Par
Reuters
Traduit par
Anne SCHILLING
Publié le
12 mai 2026
Estée Lauder a conclu un accord de 210 millions de dollars, soit 178 millions d’euros, pour mettre fin à une action en justice l’accusant d’avoir trompé ses actionnaires en dissimulant sa dépendance excessive à des ventes parallèles irrégulières sur le marché chinois.
Un accord transactionnel préliminaire entièrement en numéraire dans le cadre de l’action collective proposée a été déposé jeudi devant le tribunal fédéral de Manhattan, et doit être approuvé par le juge fédéral américain Arun Subramanian.
L’affaire portait sur une pratique connue sous le nom de « daigou », dans laquelle des revendeurs achètent des produits de luxe à bas prix en franchise de droits, puis les revendent à des consommateurs à des prix inférieurs à ceux du marché.

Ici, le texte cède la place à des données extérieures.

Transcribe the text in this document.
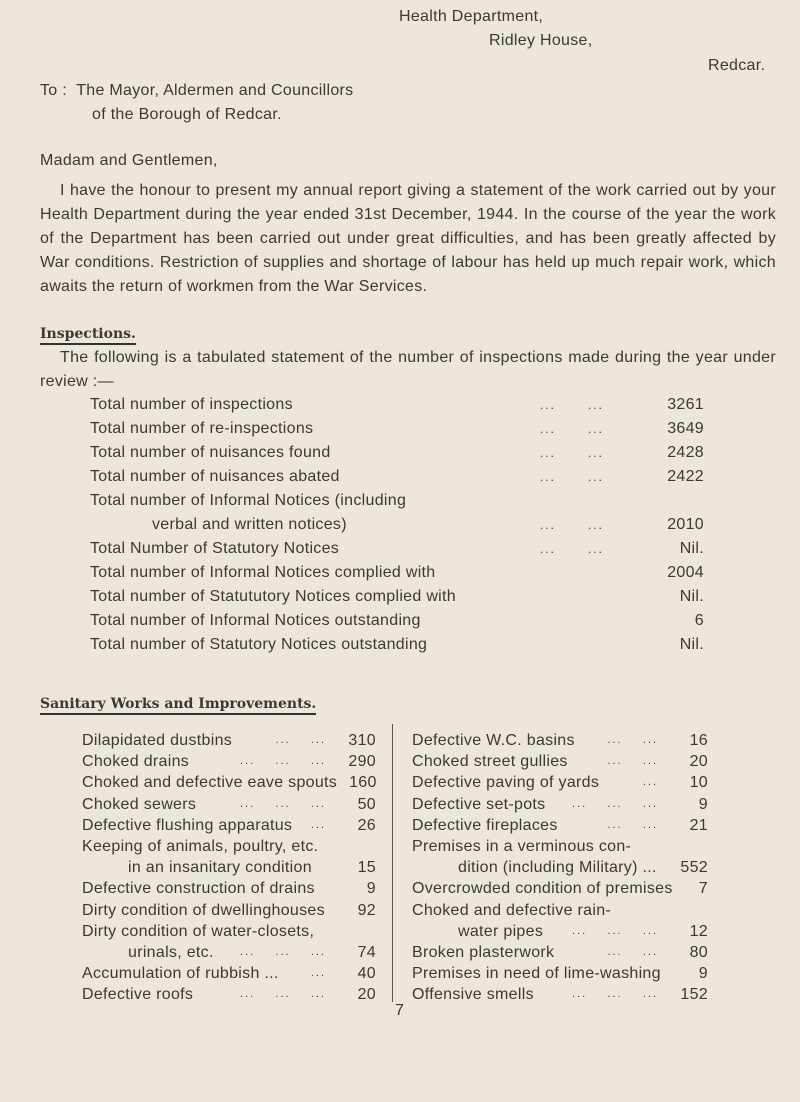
Health Department,
Ridley House,
Redcar.
To :  The Mayor, Aldermen and Councillors
of the Borough of Redcar.
Madam and Gentlemen,
I have the honour to present my annual report giving a statement of the work carried out by your Health Department during the year ended 31st December, 1944. In the course of the year the work of the Department has been carried out under great difficulties, and has been greatly affected by War conditions. Restriction of supplies and shortage of labour has held up much repair work, which awaits the return of workmen from the War Services.
Inspections.
The following is a tabulated statement of the number of inspections made during the year under review :—
Total number of inspections	...      ...	3261
Total number of re-inspections	...      ...	3649
Total number of nuisances found	...      ...	2428
Total number of nuisances abated	...      ...	2422
Total number of Informal Notices (including
verbal and written notices)	...      ...	2010
Total Number of Statutory Notices	...      ...	Nil.
Total number of Informal Notices complied with	2004
Total number of Statututory Notices complied with	Nil.
Total number of Informal Notices outstanding	6
Total number of Statutory Notices outstanding	Nil.
Sanitary Works and Improvements.
Dilapidated dustbins	...    ...	310
Choked drains	...    ...    ...	290
Choked and defective eave spouts 160
Choked sewers	...    ...    ...	50
Defective flushing apparatus	...	26
Keeping of animals, poultry, etc.
in an insanitary condition	15
Defective construction of drains	9
Dirty condition of dwellinghouses	92
Dirty condition of water-closets,
urinals, etc.	...    ...    ...	74
Accumulation of rubbish ...	...	40
Defective roofs	...    ...    ...	20
Defective W.C. basins	...    ...	16
Choked street gullies	...    ...	20
Defective paving of yards	...	10
Defective set-pots	...    ...    ...	9
Defective fireplaces	...    ...	21
Premises in a verminous con-
dition (including Military) ...	552
Overcrowded condition of premises	7
Choked and defective rain-
water pipes	...    ...    ...	12
Broken plasterwork	...    ...	80
Premises in need of lime-washing	9
Offensive smells	...    ...    ...	152
7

Les actionnaires affirment que l’entreprise dépendait fortement du « daigou », notamment dans la province de Hainan, après le début de la pandémie de Covid-19, et qu’elle avait attendu trop longtemps avant de révéler que la répression de cette pratique par les autorités chinoises en janvier 2022 avait eu un impact négatif sur ses ventes.
Selon eux, le groupe new-yorkais a dissimulé la vérité jusqu’au 1er novembre 2023, provoquant une chute de 19 % de son titre et l’effacement d’environ 8,7 milliards de dollars, soit près de 7,4 milliards d’euros, de capitalisation boursière.
Estée réalise environ un cinquième de son chiffre d’affaires en Chine continentale. L’entreprise a réfuté toute faute en acceptant de conclure un accord transactionnel et a indiqué que ses assurances prendraient en charge une partie des frais en découlant.
Estée Lauder n’a pas donné suite aux demandes de commentaires pour le moment. Le juge Subramanian avait rejeté en mars 2025 la demande de Estée Lauder visant à faire classer l’action en justice, reprochant à l’entreprise d’avoir mis en avant les raisons de son succès « tout en passant sous silence les éléments de vérité qu’elle jugeait gênants ».
Les actionnaires sont représentés par trois fonds de pension publics du Michigan. Selon des documents judiciaires, leurs avocats prévoient de réclamer jusqu’à 32 % du fonds de règlement, soit 67,2 millions de dollars, soit un peu plus de 57 millions d’euros, au titre de leurs honoraires.